At the beginning of the treatment cycle, the doctor and the patient draw up a treatment plan, which includes the date and time of the treatment session, follow-up visits to the doctor (usually 2-3 times a week).

The basis of the treatment process is treatment sessions in the rehabilitation room with the help of simulators and sessions in the gym.

Rehabilitation simulators allow you to precisely dose the load on individual muscle groups, ensuring an adequate regimen of physical activity. The treatment program is drawn up by the doctor individually for each patient, taking into account the characteristics of the body. Supervision is carried out by qualified instructors. At all stages of recovery, it is important to follow the correct movement and breathing technique, know your weight standards when working on machines, adhere to the prescribed treatment regimen and follow the recommendations of specialists.

Joint gymnastic sessions help to restore visual coordination, improve joint mobility and elasticity (flexibility) of the spine and are an excellent preventive system for independent use.

Each treatment cycle consists of 12 sessions. Each lesson is supervised by an instructor. The duration of one procedure is from 40 minutes to 1. 5 hours. The instructor draws up a program taking into account co-morbidities and the patient's condition on the day of the class. Teaches the technique of performing the exercises and monitors their correct performance. A second consultation with a doctor is held every 6th lesson, changes and additions are made to the program depending on the dynamics.

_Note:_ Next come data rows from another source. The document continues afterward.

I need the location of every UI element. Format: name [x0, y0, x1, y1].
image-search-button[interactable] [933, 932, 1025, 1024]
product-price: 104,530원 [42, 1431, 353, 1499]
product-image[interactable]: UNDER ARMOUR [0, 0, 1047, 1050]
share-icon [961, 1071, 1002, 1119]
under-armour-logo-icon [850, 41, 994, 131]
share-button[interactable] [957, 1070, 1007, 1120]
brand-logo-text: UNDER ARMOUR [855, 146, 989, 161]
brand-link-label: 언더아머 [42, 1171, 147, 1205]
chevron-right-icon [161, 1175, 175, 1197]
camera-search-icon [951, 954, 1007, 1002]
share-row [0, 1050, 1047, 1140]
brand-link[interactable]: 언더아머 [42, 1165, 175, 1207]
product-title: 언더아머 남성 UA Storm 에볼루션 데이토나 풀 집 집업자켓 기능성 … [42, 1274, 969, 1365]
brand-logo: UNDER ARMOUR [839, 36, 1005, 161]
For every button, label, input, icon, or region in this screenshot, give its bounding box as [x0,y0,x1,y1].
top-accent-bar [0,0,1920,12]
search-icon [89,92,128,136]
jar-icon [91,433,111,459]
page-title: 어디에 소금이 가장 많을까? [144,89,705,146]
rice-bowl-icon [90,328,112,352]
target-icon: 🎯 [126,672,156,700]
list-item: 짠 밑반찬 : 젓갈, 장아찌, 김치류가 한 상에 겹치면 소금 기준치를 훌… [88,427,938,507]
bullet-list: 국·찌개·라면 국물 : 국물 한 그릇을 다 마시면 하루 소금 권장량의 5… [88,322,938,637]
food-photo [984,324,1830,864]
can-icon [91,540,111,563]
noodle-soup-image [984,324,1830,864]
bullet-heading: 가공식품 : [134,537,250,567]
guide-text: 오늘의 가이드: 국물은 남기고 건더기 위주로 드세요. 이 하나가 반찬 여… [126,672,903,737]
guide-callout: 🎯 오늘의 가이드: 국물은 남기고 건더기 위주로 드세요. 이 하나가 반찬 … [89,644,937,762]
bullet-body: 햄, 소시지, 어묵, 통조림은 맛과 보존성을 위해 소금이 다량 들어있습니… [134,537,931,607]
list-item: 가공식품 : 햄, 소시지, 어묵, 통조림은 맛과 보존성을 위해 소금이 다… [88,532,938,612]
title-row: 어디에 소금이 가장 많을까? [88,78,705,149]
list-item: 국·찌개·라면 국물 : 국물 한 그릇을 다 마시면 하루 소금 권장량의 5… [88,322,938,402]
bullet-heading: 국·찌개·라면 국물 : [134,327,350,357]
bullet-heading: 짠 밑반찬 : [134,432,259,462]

How many cycles will it take? – individually for everyone

It is important to know:

  • How long have you had this problem (stage of the disease)
  • How is your body prepared for physical activity (do you do gymnastics or any kind of sport) . . . -

important! what result you want to get.

If the disease is in an early stage and the body is prepared, one cycle of treatment is sufficient. (example - young people aged 20-30 who are involved in sports. We focus their attention on the technique of performing exercises, breathing, stretching, excluding "wrong" exercises that are harmful to problem areas. Such patients undergo trainingand gain the skill of "taking care of your body", receive referrals in case of exacerbation and continue to study independently).

If the problem has been around for a long time, you don't do gymnastics or you have concomitant diseases, then a different period of time will be required.

  • ameliorate the aggravation? - one or two cycles are enough,
  • restore function?
  • walking without interruption (climbing stairs),
  • bend down, perform certain work effortlessly
  • immobility for a long time while traveling (in a plane, in a car. . . )
  • improvement? support? not make it worse?
  • Three or more treatment cycles may be necessary. . .

Each organism is individual and the program for each patient is individual.